Dram Shop Act Claims in Pennsylvania and West Virginia
Dram shop laws are laws that allow someone to file a lawsuit that holds a third-party accountable in a personal injury or wrongful death case.
These laws focus on businesses that serve or sell alcohol. If a bar, restaurant, or store sells alcohol to an intoxicated or underage person and that person goes on to do something that causes injury or death to another person, the entity that sold the alcohol is legally liable.
Each state enacts its own dram shop laws. Dram shop laws in Pennsylvania and West Virginia hold businesses liable for serving or selling alcohol to minors or people who are intoxicated. Victims injured due to the drunken behavior of another person can not only hold the perpetrator accountable, but they can also hold accountable the entity that supplied the alcohol.
How Do You File a Dram Shop Claim in Pennsylvania or West Virginia?
West Virginia’s state court system recognizes dram shop liability but doesn’t specifically address underage alcohol consumption. The law focuses on physical incapacitation. If someone is obviously drunk, the establishment cannot legally serve them. If an intoxicated person goes on to cause injury to someone else, the establishment is legally accountable for damages.
It allows those injured in an accident related to someone’s alcohol consumption to pursue additional compensation from the bar, restaurant, liquor store, or other commercial entity that provided the alcohol.
In Pennsylvania, the Pennsylvania Liquor Code governs dram shop liability.
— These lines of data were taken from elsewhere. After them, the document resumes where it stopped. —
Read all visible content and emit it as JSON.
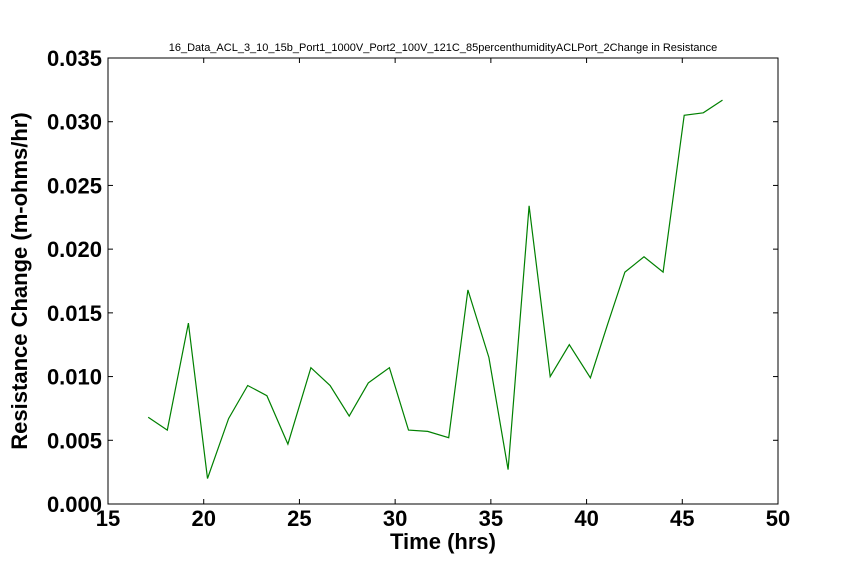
{
  "chart_data": {
    "type": "line",
    "title": "16_Data_ACL_3_10_15b_Port1_1000V_Port2_100V_121C_85percenthumidityACLPort_2Change in Resistance",
    "xlabel": "Time (hrs)",
    "ylabel": "Resistance Change (m-ohms/hr)",
    "xlim": [
      15,
      50
    ],
    "ylim": [
      0,
      0.035
    ],
    "xticks": [
      15,
      20,
      25,
      30,
      35,
      40,
      45,
      50
    ],
    "xtick_labels": [
      "15",
      "20",
      "25",
      "30",
      "35",
      "40",
      "45",
      "50"
    ],
    "yticks": [
      0,
      0.005,
      0.01,
      0.015,
      0.02,
      0.025,
      0.03,
      0.035
    ],
    "ytick_labels": [
      "0.000",
      "0.005",
      "0.010",
      "0.015",
      "0.020",
      "0.025",
      "0.030",
      "0.035"
    ],
    "grid": false,
    "series": [
      {
        "color": "#008000",
        "x": [
          17.1,
          18.1,
          19.2,
          20.2,
          21.3,
          22.3,
          23.3,
          24.4,
          25.6,
          26.6,
          27.6,
          28.6,
          29.7,
          30.7,
          31.7,
          32.8,
          33.8,
          34.9,
          35.9,
          37.0,
          38.1,
          39.1,
          40.2,
          41.1,
          42.0,
          43.0,
          44.0,
          45.1,
          46.1,
          47.1
        ],
        "y": [
          0.0068,
          0.0058,
          0.0142,
          0.002,
          0.0067,
          0.0093,
          0.0085,
          0.0047,
          0.0107,
          0.0093,
          0.0069,
          0.0095,
          0.0107,
          0.0058,
          0.0057,
          0.0052,
          0.0168,
          0.0115,
          0.0027,
          0.0234,
          0.01,
          0.0125,
          0.0099,
          0.0141,
          0.0182,
          0.0194,
          0.0182,
          0.0305,
          0.0307,
          0.0317
        ]
      }
    ]
  }
}
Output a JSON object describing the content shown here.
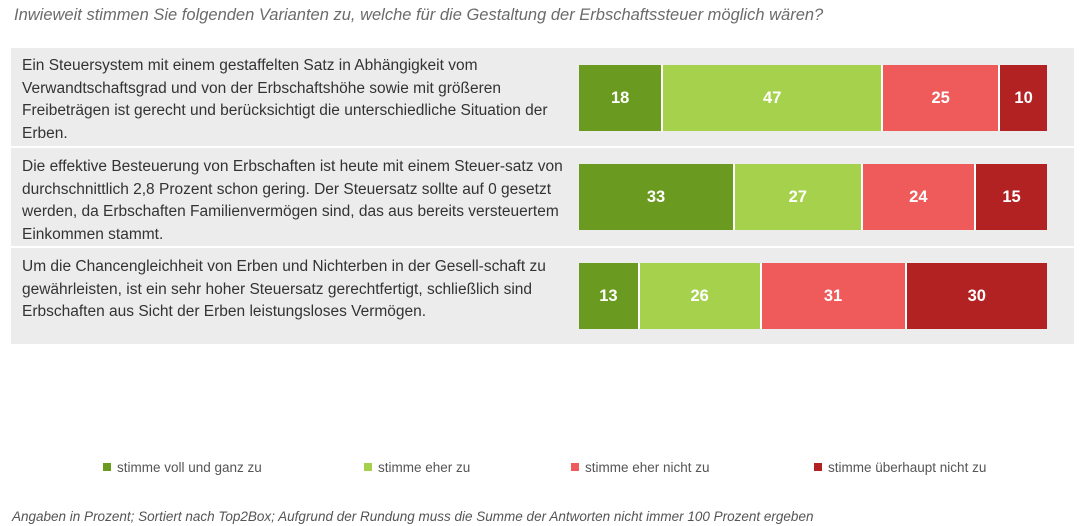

It also holds alcohol vendors accountable for injuries suffered due to an intoxicated or minor’s negligence if the person was “visibly intoxicated” when the alcohol was sold.
Pennsylvania courts also recognize “negligence per se.” This means the victim needn’t prove anything regarding the alcohol vendor’s liability. Violating the state’s liquor code is enough to suppose the claim.
Additionally, Pennsylvania recognizes civil liability claims in cases that involve service to minors, but not when all parties involved are of legal drinking age.
Dram shop law does not apply to social hosts. If you host a party in your home and someone is intoxicated, you are not legally responsible for denying them service. There are very few instances in which a social host’s liability will be called into question if an accident occurs as the result of intoxication.
Keep in mind, there is a two-year statute of limitations on dram shop legal action. In West Virginia and Pennsylvania, the injured party must bring a dram shop claim against the establishment within two years of the date of the person’s injury.